Woe to the vanquished, said a voice in his brain: was it -his own, or Naismith’s?
With a sense of panic, he discovered that he could not tell the difference. The two were one.
He was all triumph and mastery; yet he was all commisera-tion, all regret.
Give them their lives, and their chance, said the voice.
Where?
Where but on Earth?
Naismith hung frozen for a moment, remembering the sea of grass, under the cloud-dotted sky.
A little man in white drifted up. “Master, are there any orders?”
“Yes. Find me the Entertainers Liss and Rab.” As the human bobbed his head and darted off, Naismith beckoned the nearest robot. “Bring me a vehicle.”

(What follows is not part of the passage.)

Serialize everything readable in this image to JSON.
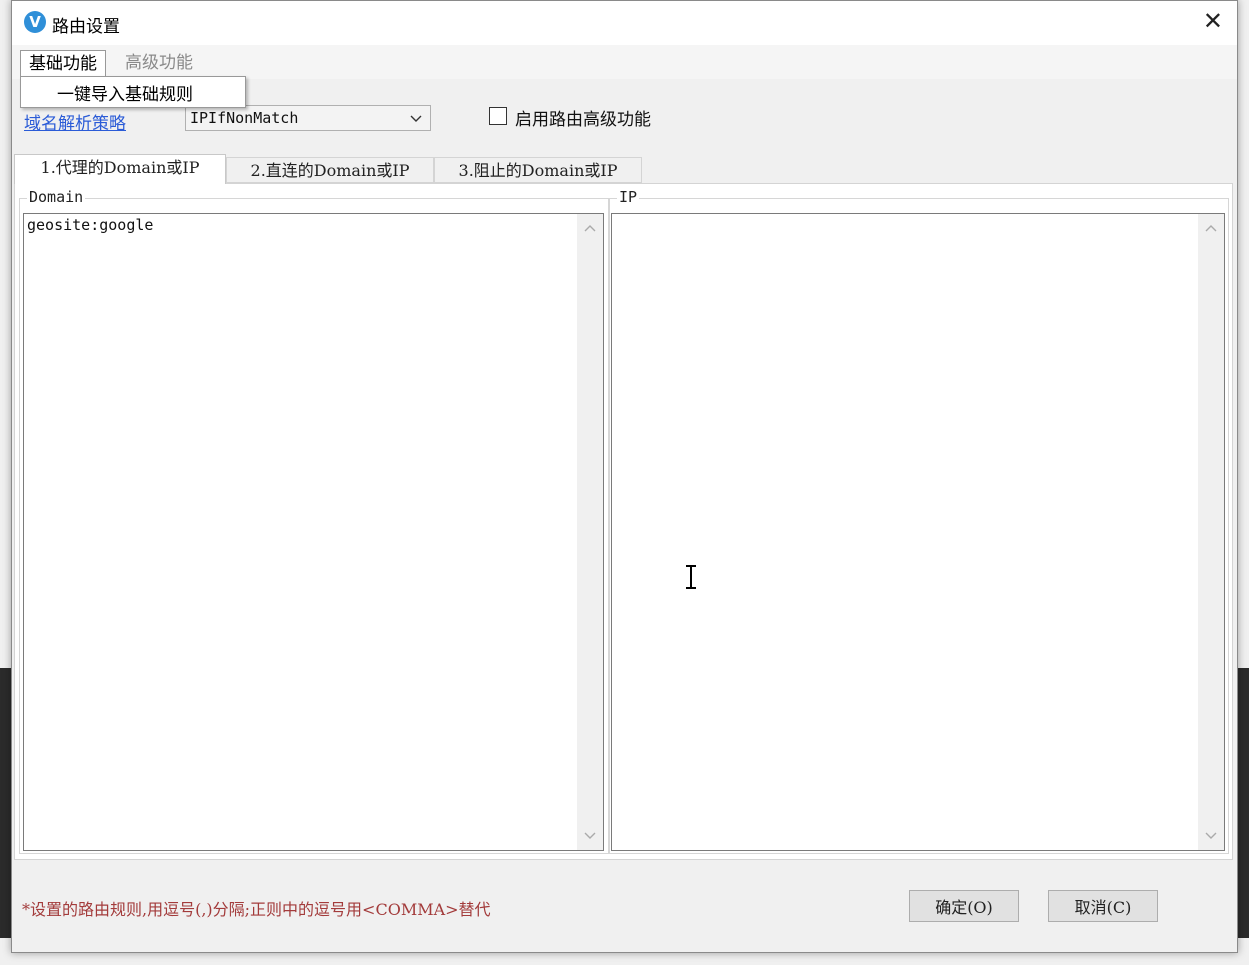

Still, when the robot had gone, he hung in the air, oblivious to the color and movement around him, astonished by the purpose that was in his mind. Could a Zug feel this passion of mercy, and remain a Zug?
The robot came first with the control box, then the Entertainers, looking frightened and desperate.
Naismith took the control box. “Come near, and don’t be afraid,” he said to the Entertainers. “We are going to Earth.”
“To Earth? I don’t understand,” said Liss-Yani.
“Are you going to exile us there?” Rab burst out. He turned to the girl. “Let him do it,” he said fiercely. “It’s better than staying here to be food for him.”
Liss-Yani’s face paled. After a moment, she stepped nearer, and Rab followed. Naismith touched the controls. The blue-tinted bubble of force sprang up around them; the hall drifted away. They passed through one partition, then another… then a third, and they were in space, under the cold majesty of the stars.
They stood on the grassy plain just at dawn, when the greenish-blue sky to eastward was lit with yellow fires along the horizon, and the sun bulged up red as a blood-orange above the mountains.